La nouvelle Steam Machine a été officiellement présentée lundi (22) et a déjà reçu les premières évaluations, révélant le potentiel du matériel configuré par Valve. Selon les attentes basées sur les spécifications publiées il y a des mois, le mini PC aux caractéristiques de console offre une puissance de traitement équivalente à celle de la PlayStation 5, ce qui en fait une option complexe en raison de son prix élevé.
Parmi les analyses les plus marquantes figure celle de Digital Foundry, une chaîne YouTube reconnue pour ses observations techniques détaillées. Le résumé des conclusions de l’équipe place le GPU du nouvel ordinateur de Valve à un niveau de performances entre les cartes Radeon RX 6600 et RX 7600.

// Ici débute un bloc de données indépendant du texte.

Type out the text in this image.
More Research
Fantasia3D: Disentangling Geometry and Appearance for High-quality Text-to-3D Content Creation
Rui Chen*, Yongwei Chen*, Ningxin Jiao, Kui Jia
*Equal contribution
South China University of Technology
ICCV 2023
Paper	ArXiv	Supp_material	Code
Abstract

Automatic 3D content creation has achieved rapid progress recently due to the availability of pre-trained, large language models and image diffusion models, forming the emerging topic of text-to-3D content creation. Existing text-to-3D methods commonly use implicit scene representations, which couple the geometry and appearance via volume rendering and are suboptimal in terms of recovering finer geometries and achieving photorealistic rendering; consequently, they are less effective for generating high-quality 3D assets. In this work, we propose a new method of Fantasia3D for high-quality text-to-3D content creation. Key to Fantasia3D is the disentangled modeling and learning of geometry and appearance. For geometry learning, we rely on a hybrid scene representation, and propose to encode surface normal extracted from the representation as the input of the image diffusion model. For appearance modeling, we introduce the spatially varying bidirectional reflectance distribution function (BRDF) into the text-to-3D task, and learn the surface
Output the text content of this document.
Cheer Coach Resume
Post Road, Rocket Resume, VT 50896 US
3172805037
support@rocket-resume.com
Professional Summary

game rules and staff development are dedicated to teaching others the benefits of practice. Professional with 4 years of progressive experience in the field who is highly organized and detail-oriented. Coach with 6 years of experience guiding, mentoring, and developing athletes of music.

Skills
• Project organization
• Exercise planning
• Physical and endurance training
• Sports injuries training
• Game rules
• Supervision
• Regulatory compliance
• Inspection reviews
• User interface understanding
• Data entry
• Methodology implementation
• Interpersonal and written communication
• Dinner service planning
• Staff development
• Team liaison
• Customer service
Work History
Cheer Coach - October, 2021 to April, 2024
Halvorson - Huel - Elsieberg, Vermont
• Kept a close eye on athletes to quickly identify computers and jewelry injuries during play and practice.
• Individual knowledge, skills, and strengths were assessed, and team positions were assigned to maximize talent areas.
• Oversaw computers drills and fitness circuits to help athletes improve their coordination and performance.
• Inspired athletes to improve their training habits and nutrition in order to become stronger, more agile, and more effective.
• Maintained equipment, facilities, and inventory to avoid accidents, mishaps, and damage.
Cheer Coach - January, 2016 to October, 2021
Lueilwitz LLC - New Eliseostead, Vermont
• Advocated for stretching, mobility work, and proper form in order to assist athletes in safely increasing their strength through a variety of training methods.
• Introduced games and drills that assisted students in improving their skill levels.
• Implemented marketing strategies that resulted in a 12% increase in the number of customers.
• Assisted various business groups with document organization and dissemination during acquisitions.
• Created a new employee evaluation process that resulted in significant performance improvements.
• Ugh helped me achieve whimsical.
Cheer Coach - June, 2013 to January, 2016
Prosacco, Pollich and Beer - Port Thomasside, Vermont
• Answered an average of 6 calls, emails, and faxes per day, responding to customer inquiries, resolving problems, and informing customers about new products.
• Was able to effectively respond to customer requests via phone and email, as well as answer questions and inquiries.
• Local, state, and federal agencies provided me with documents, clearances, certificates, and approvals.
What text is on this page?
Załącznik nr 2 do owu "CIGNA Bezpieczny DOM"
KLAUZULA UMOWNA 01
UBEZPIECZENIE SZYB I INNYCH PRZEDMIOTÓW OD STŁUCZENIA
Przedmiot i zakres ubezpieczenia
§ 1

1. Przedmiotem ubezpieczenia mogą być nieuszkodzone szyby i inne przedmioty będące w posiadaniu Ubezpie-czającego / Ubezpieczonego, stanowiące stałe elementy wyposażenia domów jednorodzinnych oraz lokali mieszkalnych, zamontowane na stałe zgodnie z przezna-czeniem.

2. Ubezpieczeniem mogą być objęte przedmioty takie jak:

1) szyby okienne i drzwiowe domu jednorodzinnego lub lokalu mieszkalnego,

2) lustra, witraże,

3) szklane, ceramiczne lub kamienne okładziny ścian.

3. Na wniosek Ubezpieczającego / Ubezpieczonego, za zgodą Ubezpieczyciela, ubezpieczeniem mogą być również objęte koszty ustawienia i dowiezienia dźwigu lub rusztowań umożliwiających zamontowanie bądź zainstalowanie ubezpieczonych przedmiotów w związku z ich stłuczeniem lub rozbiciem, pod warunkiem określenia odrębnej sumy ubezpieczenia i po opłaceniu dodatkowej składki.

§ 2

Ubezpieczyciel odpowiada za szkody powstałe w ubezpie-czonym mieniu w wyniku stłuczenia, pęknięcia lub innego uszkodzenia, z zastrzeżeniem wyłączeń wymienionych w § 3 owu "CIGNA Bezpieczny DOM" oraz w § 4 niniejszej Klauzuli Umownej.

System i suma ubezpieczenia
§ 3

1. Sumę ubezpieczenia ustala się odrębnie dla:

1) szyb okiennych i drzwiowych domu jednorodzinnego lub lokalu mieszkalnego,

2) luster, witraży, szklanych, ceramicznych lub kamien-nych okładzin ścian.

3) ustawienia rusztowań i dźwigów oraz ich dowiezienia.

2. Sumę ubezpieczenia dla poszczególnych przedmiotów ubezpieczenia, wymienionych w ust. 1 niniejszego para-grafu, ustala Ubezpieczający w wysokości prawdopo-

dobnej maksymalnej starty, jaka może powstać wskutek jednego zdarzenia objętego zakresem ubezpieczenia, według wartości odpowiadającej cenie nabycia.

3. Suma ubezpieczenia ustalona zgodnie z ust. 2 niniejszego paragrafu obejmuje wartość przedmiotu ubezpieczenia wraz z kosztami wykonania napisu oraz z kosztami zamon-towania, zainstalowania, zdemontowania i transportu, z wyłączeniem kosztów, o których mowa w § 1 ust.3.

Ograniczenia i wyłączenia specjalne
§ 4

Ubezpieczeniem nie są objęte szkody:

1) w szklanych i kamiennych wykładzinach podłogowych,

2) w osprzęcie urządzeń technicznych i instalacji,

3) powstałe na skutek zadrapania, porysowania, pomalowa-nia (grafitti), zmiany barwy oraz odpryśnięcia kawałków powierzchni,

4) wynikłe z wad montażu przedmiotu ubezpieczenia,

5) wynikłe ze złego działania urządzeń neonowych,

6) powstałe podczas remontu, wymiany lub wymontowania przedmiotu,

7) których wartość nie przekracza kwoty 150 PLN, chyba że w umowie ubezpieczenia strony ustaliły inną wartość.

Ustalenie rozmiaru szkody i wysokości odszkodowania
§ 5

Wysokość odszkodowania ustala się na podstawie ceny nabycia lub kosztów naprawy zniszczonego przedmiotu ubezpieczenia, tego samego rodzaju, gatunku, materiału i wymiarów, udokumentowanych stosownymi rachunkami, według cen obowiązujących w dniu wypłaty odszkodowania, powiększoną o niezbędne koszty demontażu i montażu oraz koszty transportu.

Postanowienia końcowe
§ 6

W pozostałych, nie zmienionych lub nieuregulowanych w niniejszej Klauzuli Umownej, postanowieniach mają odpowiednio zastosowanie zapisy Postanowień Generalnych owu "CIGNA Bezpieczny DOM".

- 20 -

Étant donné que l’appareil est vendu comme une « machine de salon », une comparaison directe avec l’écosystème de Sony est inévitable et révèle des défauts de conception importants. Selon le groupe d’experts, l’une des principales faiblesses de la Steam Machine est l’utilisation d’une mémoire monocanal, utilisant un seul module de 16 Go au lieu de deux modules de 8 Go.
Cette particularité est encore aggravée par la pratique apparente de la marque d’utiliser le double canal dans certaines unités, ce qui aurait un impact sur les performances. La communication sur le sujet n’est toujours pas claire, compte tenu des différentes réponses obtenues par des véhicules tels que Gamers Nexus, indiquant la nécessité d’une clarification supplémentaire.
Il existe d’autres limitations matérielles : son GPU RDNA 3, doté de 28 unités de calcul (CU), n’accède qu’à 8 Go de mémoire. En revanche, la PlayStation 5 utilise une architecture « RDNA 1.5 », qui est une version légèrement simplifiée de RDNA 2, avec 36 CU et un système de mémoire partagée considérablement plus polyvalent.
Selon les observations de Digital Foundry, même si les plateformes échangent leur leadership dans différents scénarios, la console Sony se démarque dans la plupart des situations. La PS5 standard a surpassé le mini PC de Valve dans des jeux comme Black Myth : Wukong (avec un avantage d’environ 3 %), Alan Wake 2 (avec une augmentation de 9 %) et Crimson Desert (en hausse de 17 %). A noter également Forza Horizon 5, où la résolution dynamique de la PlayStation assure du 4K à 60 FPS, une fonctionnalité non reproductible à l’identique sur la machine de Valve.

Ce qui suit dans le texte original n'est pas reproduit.